Almost all of the above is known to the great many. But what about his old man, what about his father? Raymond Dellinger had been, all of his working life, a lawyer, a quite conservative and successful one. He was early on a close friend of Calvin Coolidge, who for a time was governor of Massachusetts, and later our president.
Ray Dellinger was more than simply conservative; he was actively so. Yet folks in his community and beyond knew all about his son, who was vigorously against much of that in which his father believed. The father was far more than embarrassed; he felt humiliated. You may understand that son and dad did not get along at all. The son was a cut to the father's heart.
The years went by. On special occasions, there would be family gatherings. Say it's Mrs. Dellinger's birthday. Dave's mother buys a special gown for the occasion. The father is in black tie, of course. Even Dave, who years earlier followed St. Francis of Assisi's example and traveled around in rags, would wear a tie for the occasion.
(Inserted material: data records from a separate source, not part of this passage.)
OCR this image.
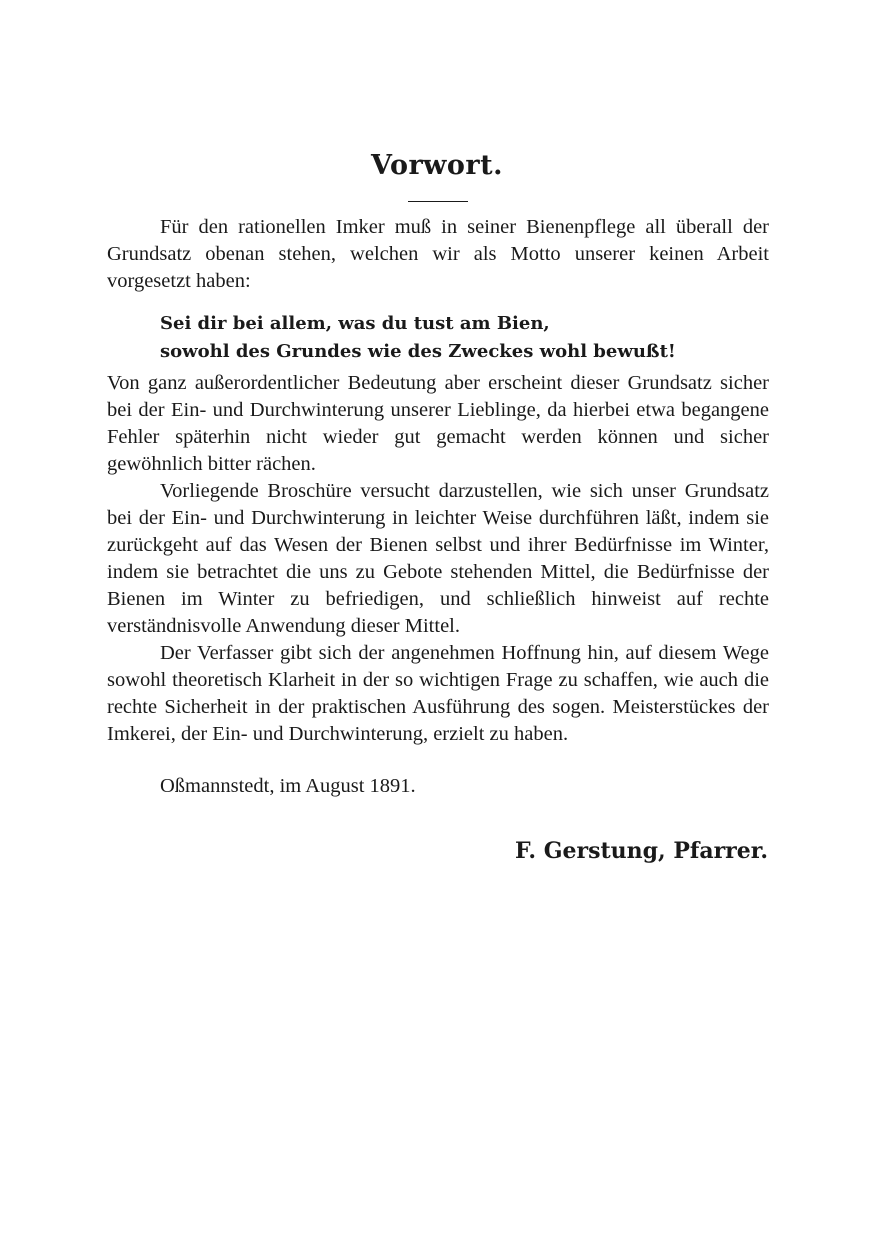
Vorwort.

Für den rationellen Imker muß in seiner Bienenpflege all überall der Grundsatz obenan stehen, welchen wir als Motto unserer keinen Arbeit vorgesetzt haben:

Sei dir bei allem, was du tust am Bien,
sowohl des Grundes wie des Zweckes wohl bewußt!

Von ganz außerordentlicher Bedeutung aber erscheint dieser Grundsatz sicher bei der Ein- und Durchwinterung unserer Lieblinge, da hierbei etwa begangene Fehler späterhin nicht wieder gut gemacht werden können und sicher gewöhnlich bitter rächen.

Vorliegende Broschüre versucht darzustellen, wie sich unser Grundsatz bei der Ein- und Durchwinterung in leichter Weise durchführen läßt, indem sie zurückgeht auf das Wesen der Bienen selbst und ihrer Bedürfnisse im Winter, indem sie betrachtet die uns zu Gebote stehenden Mittel, die Bedürfnisse der Bienen im Winter zu befriedigen, und schließlich hinweist auf rechte verständnisvolle Anwendung dieser Mittel.

Der Verfasser gibt sich der angenehmen Hoffnung hin, auf diesem Wege sowohl theoretisch Klarheit in der so wichtigen Frage zu schaffen, wie auch die rechte Sicherheit in der praktischen Ausführung des sogen. Meisterstückes der Imkerei, der Ein- und Durchwinterung, erzielt zu haben.

Oßmannstedt, im August 1891.
F. Gerstung, Pfarrer.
There is Dave's memory of his father, a formal gent, subject to all
ritual. Yet there was something else Dave recognized in the man. Something wholly unexpected, yet often occurring.
During the sumptuous dinner, at one unbelievably horrendous moment, the young waitress, perhaps it was her first day, perhaps it was sheer nervousness—the dress, the patrons (they were all big shots) may have been too much—spilled a bowl of lobster bisque on Dave's mother's gown. Silence and embarrassment, a tightening of lips, a raising of brows. Not a second hand moved, not the semblance of a pause . . . Dave's father murmured in head-lowered fashion: “It was my fault. Did you notice what I did? I was holding forth and gesturing with my hands when they struck the tray and over it tipped.”
He apologized to the trembling girl, who must have felt unbelievably relieved. She was the only one who knew, aside from Dave, that his father was lying. He wasn't within ten feet of that tray. Never once did Dave ever observe his father embarrassing, let alone bullying, a person serving their table.